Francisco encontra-se com a comunidade acadêmica da Pontifícia Universidade Gregoriana por ocasião do Dies Academicus. Longa lectio magistralis do Pontífice: “A educação era um privilégio, esta condição ainda não foi extinta”. “Precisamos de uma universidade que tenha o cheiro da carne do povo e não espezinhe as diferenças na ilusão de uma unidade que é […]
Francisco encontra-se com a comunidade acadêmica da Pontifícia Universidade Gregoriana por ocasião do Dies Academicus. Longa lectio magistralis do Pontífice: “A educação era um privilégio, esta condição ainda não foi extinta”. “Precisamos de uma universidade que tenha o cheiro da carne do povo e não espezinhe as diferenças na ilusão de uma unidade que é apenas homogeneidade”. No final, premiados alguns alunos e o encontro privado com um grupo de Jesuítas.

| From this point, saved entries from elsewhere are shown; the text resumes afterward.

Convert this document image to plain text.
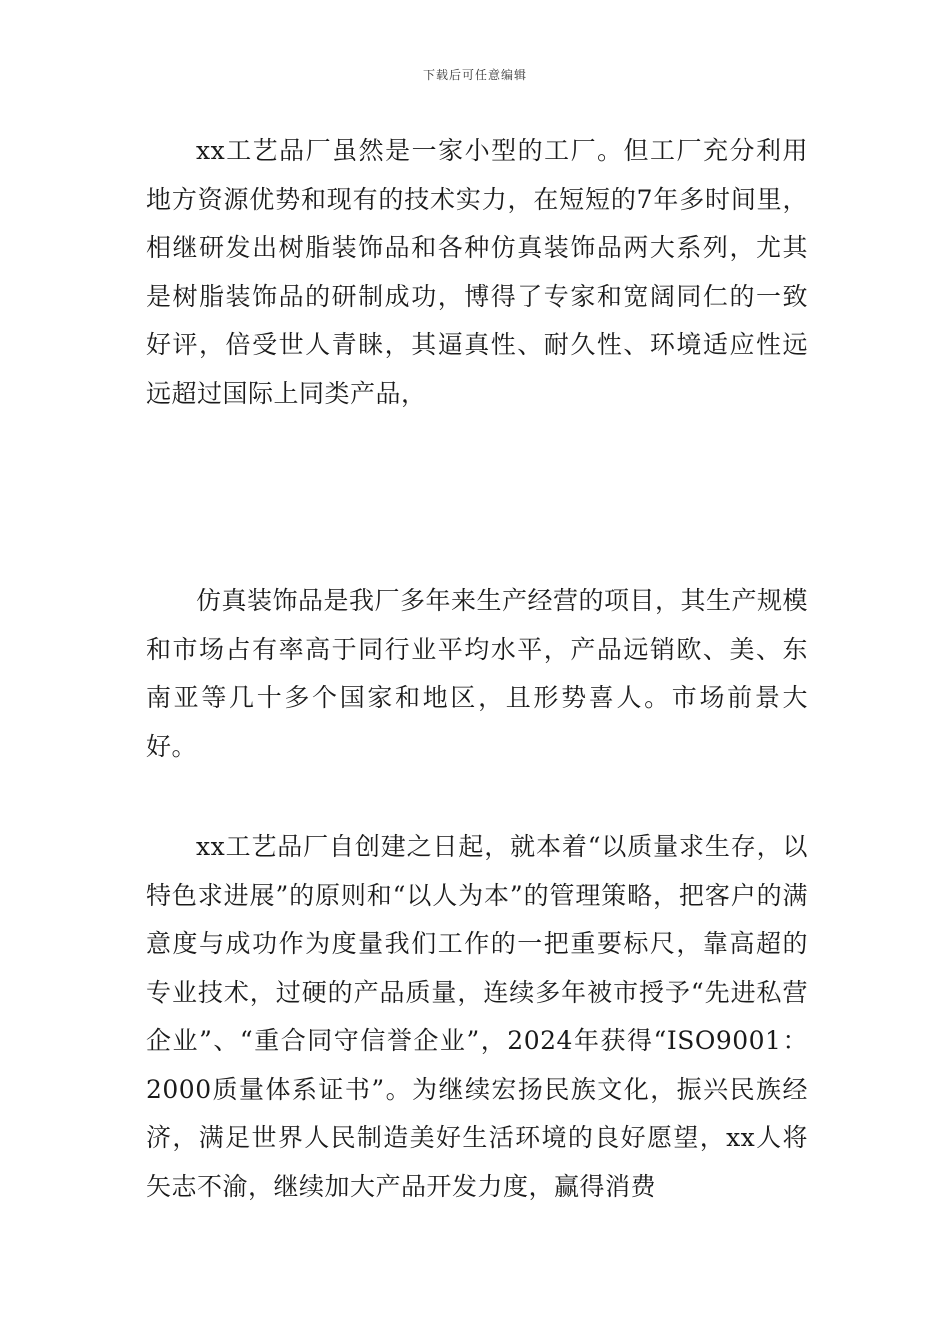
下载后可任意编辑

xx工艺品厂虽然是一家小型的工厂。但工厂充分利用地方资源优势和现有的技术实力，在短短的7年多时间里，相继研发出树脂装饰品和各种仿真装饰品两大系列，尤其是树脂装饰品的研制成功，博得了专家和宽阔同仁的一致好评，倍受世人青睐，其逼真性、耐久性、环境适应性远远超过国际上同类产品，

仿真装饰品是我厂多年来生产经营的项目，其生产规模和市场占有率高于同行业平均水平，产品远销欧、美、东南亚等几十多个国家和地区，且形势喜人。市场前景大好。

xx工艺品厂自创建之日起，就本着“以质量求生存，以特色求进展”的原则和“以人为本”的管理策略，把客户的满意度与成功作为度量我们工作的一把重要标尺，靠高超的专业技术，过硬的产品质量，连续多年被市授予“先进私营企业”、“重合同守信誉企业”，2024年获得“ISO9001：2000质量体系证书”。为继续宏扬民族文化，振兴民族经济，满足世界人民制造美好生活环境的良好愿望，xx人将矢志不渝，继续加大产品开发力度，赢得消费
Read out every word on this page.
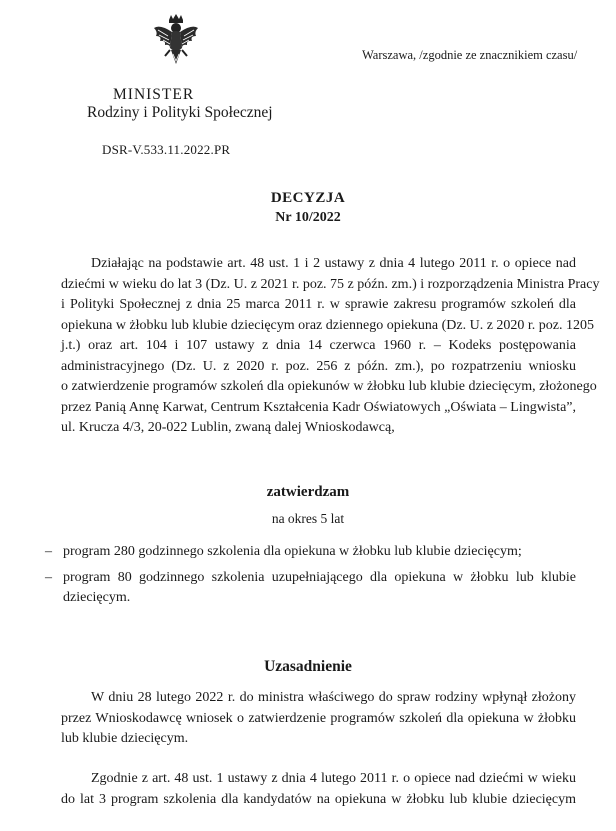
Warszawa, /zgodnie ze znacznikiem czasu/
MINISTER
Rodziny i Polityki Społecznej
DSR-V.533.11.2022.PR
DECYZJA
Nr 10/2022
Działając na podstawie art. 48 ust. 1 i 2 ustawy z dnia 4 lutego 2011 r. o opiece nad
dziećmi w wieku do lat 3 (Dz. U. z 2021 r. poz. 75 z późn. zm.) i rozporządzenia Ministra Pracy
i Polityki Społecznej z dnia 25 marca 2011 r. w sprawie zakresu programów szkoleń dla
opiekuna w żłobku lub klubie dziecięcym oraz dziennego opiekuna (Dz. U. z 2020 r. poz. 1205
j.t.) oraz art. 104 i 107 ustawy z dnia 14 czerwca 1960 r. – Kodeks postępowania
administracyjnego (Dz. U. z 2020 r. poz. 256 z późn. zm.), po rozpatrzeniu wniosku
o zatwierdzenie programów szkoleń dla opiekunów w żłobku lub klubie dziecięcym, złożonego
przez Panią Annę Karwat, Centrum Kształcenia Kadr Oświatowych „Oświata – Lingwista”,
ul. Krucza 4/3, 20-022 Lublin, zwaną dalej Wnioskodawcą,
zatwierdzam
na okres 5 lat
– program 280 godzinnego szkolenia dla opiekuna w żłobku lub klubie dziecięcym;
– program 80 godzinnego szkolenia uzupełniającego dla opiekuna w żłobku lub klubie dziecięcym.
Uzasadnienie
W dniu 28 lutego 2022 r. do ministra właściwego do spraw rodziny wpłynął złożony
przez Wnioskodawcę wniosek o zatwierdzenie programów szkoleń dla opiekuna w żłobku
lub klubie dziecięcym.
Zgodnie z art. 48 ust. 1 ustawy z dnia 4 lutego 2011 r. o opiece nad dziećmi w wieku
do lat 3 program szkolenia dla kandydatów na opiekuna w żłobku lub klubie dziecięcym
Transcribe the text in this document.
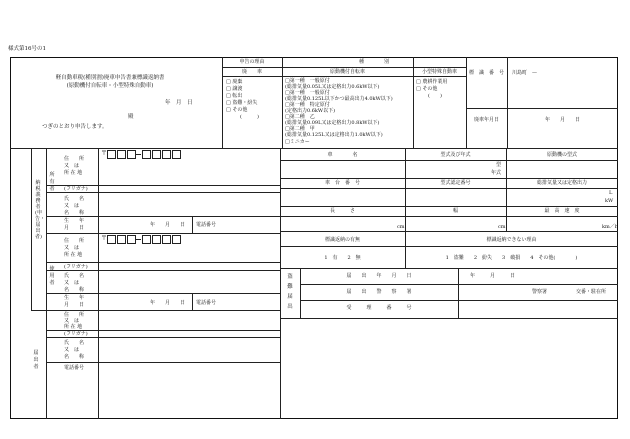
様式第16号の1
軽自動車税(種別割)廃車申告書兼標識返納書
(原動機付自転車・小型特殊自動車)
年　月　日
殿
つぎのとおり申告します。
申告の理由
廃　　車
□ 廃棄
□ 譲渡
□ 転出
□ 盗難・紛失
□ その他
(　　　)
種　　　　別
原動機付自転車
□第一種　一般原付
(総排気量0.05L又は定格出力0.6kW以下)
□第一種　一般原付
(総排気量0.125L以下かつ最高出力4.0kW以下)
□第一種　特定原付
(定格出力0.6kW以下)
□第二種　乙
(総排気量0.09L又は定格出力0.8kW以下)
□第二種　甲
(総排気量0.125L又は定格出力1.0kW以下)
□ミニカー
小型特殊自動車
□ 農耕作業用
□ その他
(　　)
標　識　番　号	川島町　—
廃車年月日	年　　月　　日
納税義務者(申告・届出者)
所　有　者
使　用　者
届　出　者
住　　所
又　は
所 在 地
〒
(フリガナ)
氏　　名
又　は
名　　称
生　　年
月　　日	年　　月　　日 電話番号
住　　所
又　は
所 在 地
〒
(フリガナ)
氏　　名
又　は
名　　称
生　　年
月　　日	年　　月　　日 電話番号
住　　所
又　は
所 在 地
(フリガナ)
氏　　名
又　は
名　　称
電話番号
車　　　　名	型式及び年式	原動機の型式
型
年式
車　台　番　号	型式認定番号	総排気量又は定格出力
L
kW
長　　　さ	幅	最　高　速　度
cm	cm	km／h
標識返納の有無
1　有　　2　無
標識返納できない理由
1　盗難　　2　紛失　　3　破損　　4　その他(　　　　)
盗難届出
届　　出　　年　　月　　日	年　　　月　　　日
届　　出　　警　　察　　署	警察署	交番・駐在所
受　　　理　　　番　　　号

Salvatore Cernuzio – Vatican News
“Menos catedras, mais mesas sem hierarquias”. Palavras, olhares e pensamentos “desarmados”. Uma doutrina que seja “viva” e não “aprisionada num museu” e um ensino que seja um “ato de misericórdia” e nunca algo feito “de cima para baixo”, ciente também dos riscos da Inteligência Artificial. Uma “Teologia da esperança” enquanto “o mundo está em chamas” e “a loucura da guerra cobre toda esperança com a sombra da morte”. Sim à visão, à consciência, à poesia e fantasia e, acima de tudo, ao humor; um não absoluto às ideologias, ao “intelectualismo árido” ou ao “narcisismo perverso”. E também não à “coca-colização da pesquisa e do ensino”. “São muitos, infelizmente, os discípulos da coca-cola espiritual”.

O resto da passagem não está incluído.